The shear stress varies from zero in the axis to a maximum at the outside surface of the shaft. On an element where shear stress is maximum, normal stress is 0. This element where maximum shear stress occursis oriented in such a way that its faces are either parallel or perpendicular to the axis of the shaft as shown in the figure. tau = Tr/J is somewhat analogous to finding the bending stress in a beam, where sigma = M * y / I

Shear stress is zero on the axis passing through the center of a shaft and maximum at the outside surface of a shaft. We want to find the maximum shear stress τ max which occurs in a circular shaft of radius c due to the application of a torque T. The shear stress in a beam is not uniform throughout the cross section, rather it varies from zero at the outer fibres to maximum at the.
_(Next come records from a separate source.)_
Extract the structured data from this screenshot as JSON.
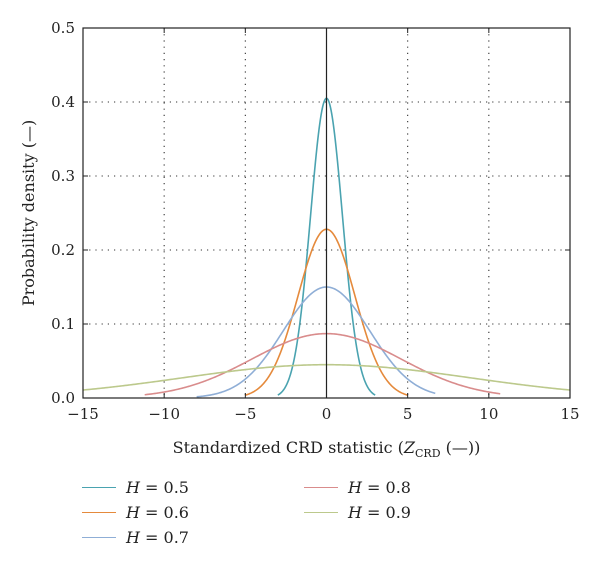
{
  "chart_data": {
    "type": "line",
    "xlabel": "Standardized CRD statistic (Z_CRD (—))",
    "xlabel_parts": {
      "prefix": "Standardized CRD statistic (",
      "var": "Z",
      "sub": "CRD",
      "suffix": " (—))"
    },
    "ylabel": "Probability density (—)",
    "xlim": [
      -15,
      15
    ],
    "ylim": [
      0,
      0.5
    ],
    "xticks": [
      -15,
      -10,
      -5,
      0,
      5,
      10,
      15
    ],
    "xtick_labels": [
      "−15",
      "−10",
      "−5",
      "0",
      "5",
      "10",
      "15"
    ],
    "yticks": [
      0.0,
      0.1,
      0.2,
      0.3,
      0.4,
      0.5
    ],
    "ytick_labels": [
      "0.0",
      "0.1",
      "0.2",
      "0.3",
      "0.4",
      "0.5"
    ],
    "grid": "dotted",
    "legend_placement": "bottom",
    "series": [
      {
        "name": "H = 0.5",
        "var": "H",
        "value": "0.5",
        "color": "#4aa3b0",
        "peak": 0.405,
        "x_range": [
          -3,
          3
        ]
      },
      {
        "name": "H = 0.6",
        "var": "H",
        "value": "0.6",
        "color": "#e58a3c",
        "peak": 0.228,
        "x_range": [
          -5,
          5
        ]
      },
      {
        "name": "H = 0.7",
        "var": "H",
        "value": "0.7",
        "color": "#8faed6",
        "peak": 0.15,
        "x_range": [
          -8,
          6.7
        ]
      },
      {
        "name": "H = 0.8",
        "var": "H",
        "value": "0.8",
        "color": "#d98c8c",
        "peak": 0.087,
        "x_range": [
          -11.2,
          10.7
        ]
      },
      {
        "name": "H = 0.9",
        "var": "H",
        "value": "0.9",
        "color": "#bcc98c",
        "peak": 0.045,
        "x_range": [
          -15,
          15
        ]
      }
    ]
  }
}
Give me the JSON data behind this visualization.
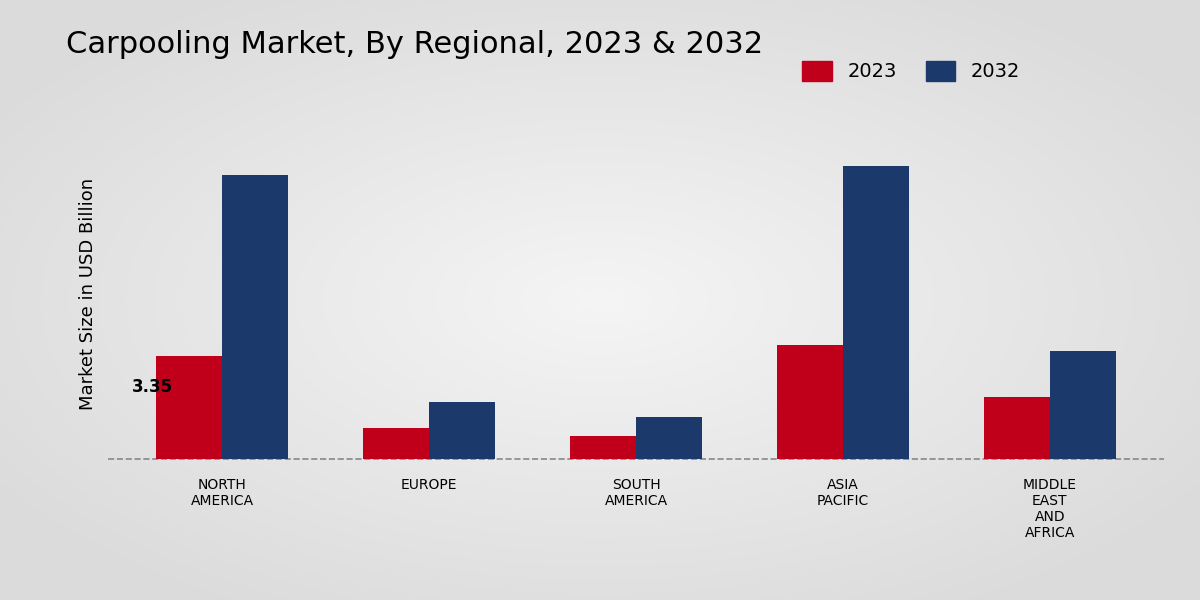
{
  "title": "Carpooling Market, By Regional, 2023 & 2032",
  "ylabel": "Market Size in USD Billion",
  "categories": [
    "NORTH\nAMERICA",
    "EUROPE",
    "SOUTH\nAMERICA",
    "ASIA\nPACIFIC",
    "MIDDLE\nEAST\nAND\nAFRICA"
  ],
  "values_2023": [
    3.35,
    1.0,
    0.75,
    3.7,
    2.0
  ],
  "values_2032": [
    9.2,
    1.85,
    1.35,
    9.5,
    3.5
  ],
  "color_2023": "#c0001a",
  "color_2032": "#1b3a6b",
  "annotation_text": "3.35",
  "annotation_index": 0,
  "bar_width": 0.32,
  "ylim": [
    -0.3,
    11
  ],
  "bg_light": "#f0f0f0",
  "bg_dark": "#c8c8c8",
  "legend_labels": [
    "2023",
    "2032"
  ],
  "title_fontsize": 22,
  "axis_label_fontsize": 13,
  "tick_fontsize": 10,
  "footer_color": "#cc0000"
}
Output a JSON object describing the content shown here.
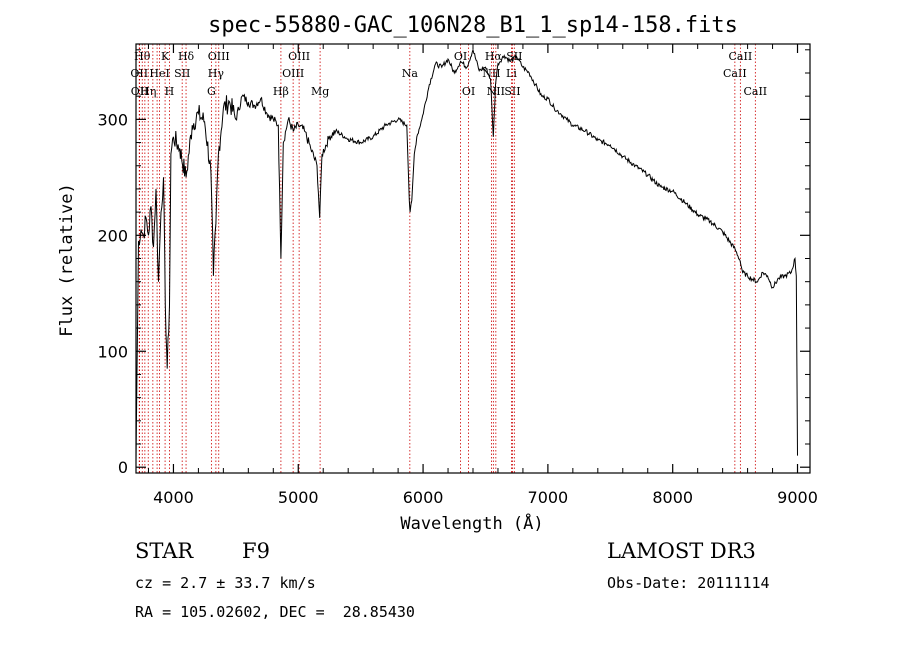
{
  "chart_data": {
    "type": "line",
    "title": "spec-55880-GAC_106N28_B1_1_sp14-158.fits",
    "xlabel": "Wavelength (Å)",
    "ylabel": "Flux (relative)",
    "xlim": [
      3700,
      9100
    ],
    "ylim": [
      -5,
      365
    ],
    "xticks": [
      4000,
      5000,
      6000,
      7000,
      8000,
      9000
    ],
    "yticks": [
      0,
      100,
      200,
      300
    ],
    "series": [
      {
        "name": "flux",
        "x": [
          3700,
          3720,
          3740,
          3760,
          3780,
          3800,
          3820,
          3840,
          3860,
          3880,
          3900,
          3920,
          3935,
          3950,
          3968,
          3980,
          4000,
          4050,
          4101,
          4150,
          4200,
          4250,
          4300,
          4320,
          4340,
          4360,
          4400,
          4450,
          4500,
          4550,
          4600,
          4650,
          4700,
          4750,
          4800,
          4840,
          4861,
          4880,
          4920,
          4960,
          5000,
          5050,
          5100,
          5150,
          5172,
          5190,
          5250,
          5300,
          5400,
          5500,
          5600,
          5700,
          5800,
          5870,
          5890,
          5896,
          5910,
          5930,
          5950,
          5990,
          6050,
          6100,
          6150,
          6200,
          6250,
          6300,
          6350,
          6400,
          6450,
          6500,
          6540,
          6563,
          6580,
          6600,
          6650,
          6700,
          6750,
          6800,
          6850,
          6900,
          6950,
          7000,
          7050,
          7100,
          7150,
          7200,
          7300,
          7400,
          7500,
          7600,
          7700,
          7800,
          7900,
          8000,
          8100,
          8200,
          8300,
          8400,
          8500,
          8540,
          8560,
          8600,
          8640,
          8680,
          8720,
          8760,
          8800,
          8850,
          8900,
          8950,
          8980,
          8990,
          9000
        ],
        "y": [
          5,
          195,
          205,
          200,
          215,
          200,
          225,
          190,
          240,
          160,
          220,
          250,
          140,
          85,
          140,
          270,
          285,
          275,
          250,
          295,
          305,
          298,
          255,
          165,
          210,
          270,
          310,
          315,
          300,
          320,
          315,
          312,
          318,
          305,
          300,
          295,
          180,
          280,
          300,
          290,
          295,
          290,
          275,
          260,
          215,
          270,
          285,
          290,
          283,
          280,
          285,
          295,
          300,
          295,
          230,
          220,
          230,
          270,
          285,
          300,
          330,
          348,
          345,
          352,
          340,
          350,
          345,
          360,
          342,
          345,
          335,
          285,
          330,
          348,
          355,
          350,
          354,
          345,
          340,
          330,
          320,
          318,
          310,
          305,
          300,
          295,
          290,
          282,
          278,
          268,
          260,
          252,
          242,
          238,
          228,
          218,
          212,
          203,
          188,
          178,
          168,
          165,
          162,
          160,
          168,
          165,
          155,
          163,
          165,
          168,
          180,
          165,
          10
        ]
      }
    ],
    "lines": [
      {
        "w": 3726,
        "label": "OII",
        "row": 1
      },
      {
        "w": 3729,
        "label": "OII",
        "row": 2
      },
      {
        "w": 3750,
        "label": "Hθ",
        "row": 0
      },
      {
        "w": 3771,
        "label": "",
        "row": -1
      },
      {
        "w": 3798,
        "label": "Hη",
        "row": 2
      },
      {
        "w": 3835,
        "label": "",
        "row": -1
      },
      {
        "w": 3869,
        "label": "",
        "row": -1
      },
      {
        "w": 3889,
        "label": "HeI",
        "row": 1
      },
      {
        "w": 3933,
        "label": "K",
        "row": 0
      },
      {
        "w": 3968,
        "label": "H",
        "row": 2
      },
      {
        "w": 4070,
        "label": "SII",
        "row": 1
      },
      {
        "w": 4101,
        "label": "Hδ",
        "row": 0
      },
      {
        "w": 4304,
        "label": "G",
        "row": 2
      },
      {
        "w": 4340,
        "label": "Hγ",
        "row": 1
      },
      {
        "w": 4363,
        "label": "OIII",
        "row": 0
      },
      {
        "w": 4861,
        "label": "Hβ",
        "row": 2
      },
      {
        "w": 4959,
        "label": "OIII",
        "row": 1
      },
      {
        "w": 5007,
        "label": "OIII",
        "row": 0
      },
      {
        "w": 5175,
        "label": "Mg",
        "row": 2
      },
      {
        "w": 5894,
        "label": "Na",
        "row": 1
      },
      {
        "w": 6300,
        "label": "OI",
        "row": 0
      },
      {
        "w": 6364,
        "label": "OI",
        "row": 2
      },
      {
        "w": 6548,
        "label": "NII",
        "row": 1
      },
      {
        "w": 6563,
        "label": "Hα",
        "row": 0
      },
      {
        "w": 6583,
        "label": "NII",
        "row": 2
      },
      {
        "w": 6708,
        "label": "Li",
        "row": 1
      },
      {
        "w": 6716,
        "label": "SII",
        "row": 2
      },
      {
        "w": 6731,
        "label": "SII",
        "row": 0
      },
      {
        "w": 8498,
        "label": "CaII",
        "row": 1
      },
      {
        "w": 8542,
        "label": "CaII",
        "row": 0
      },
      {
        "w": 8662,
        "label": "CaII",
        "row": 2
      }
    ]
  },
  "info": {
    "class_label": "STAR",
    "subclass": "F9",
    "survey": "LAMOST DR3",
    "redshift": "cz = 2.7 ± 33.7 km/s",
    "obs_date": "Obs-Date: 20111114",
    "coords": "RA = 105.02602, DEC =  28.85430"
  },
  "colors": {
    "axis": "#000000",
    "line_marker": "#cc0000",
    "spectrum": "#000000"
  }
}
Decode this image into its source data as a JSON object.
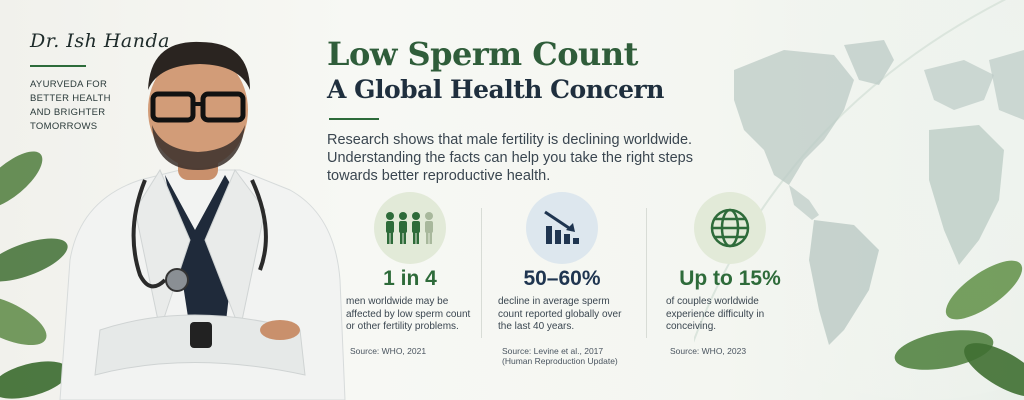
{
  "brand": {
    "name": "Dr. Ish Handa",
    "tagline": [
      "AYURVEDA FOR",
      "BETTER HEALTH",
      "AND BRIGHTER",
      "TOMORROWS"
    ]
  },
  "headline": {
    "title": "Low Sperm Count",
    "subtitle": "A Global Health Concern"
  },
  "intro": "Research shows that male fertility is declining worldwide. Understanding the facts can help you take the right steps towards better reproductive health.",
  "stats": [
    {
      "icon": "people-icon",
      "value": "1 in 4",
      "description": "men worldwide may be affected by low sperm count or other fertility problems.",
      "source": "Source: WHO, 2021",
      "color": "#2e6b3a"
    },
    {
      "icon": "declining-bar-chart-icon",
      "value": "50–60%",
      "description": "decline in average sperm count reported globally over the last 40 years.",
      "source": "Source: Levine et al., 2017 (Human Reproduction Update)",
      "color": "#1f3550"
    },
    {
      "icon": "globe-icon",
      "value": "Up to 15%",
      "description": "of couples worldwide experience difficulty in conceiving.",
      "source": "Source: WHO, 2023",
      "color": "#2e6b3a"
    }
  ],
  "colors": {
    "green": "#2e6b3a",
    "navy": "#1f3550",
    "green_badge_bg": "#e2ead8",
    "blue_badge_bg": "#dde7ee"
  }
}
You overlooked the units of the polar moment of inertia J, which is m^4. As shear rate is under the limits, product defects and problems can be reduced. The shear stress due to an applied torque on a circular shaft is T * r / J. The shear stress in a solid circular shaft in a given position can be expressed as: τ = T r / J (1) where. τ = shear stress (Pa, lb f /ft 2 (psf)) T = twisting moment (Nm, lb f ft) r = distance from center to stressed surface in the given position (m, ft) J = Polar Moment of Inertia of Area (m 4, ft 4) Note So, tau = T*r/J which has units of N-m * m / m^4 = N/m^2 = Pa, a unit of stress, I believe.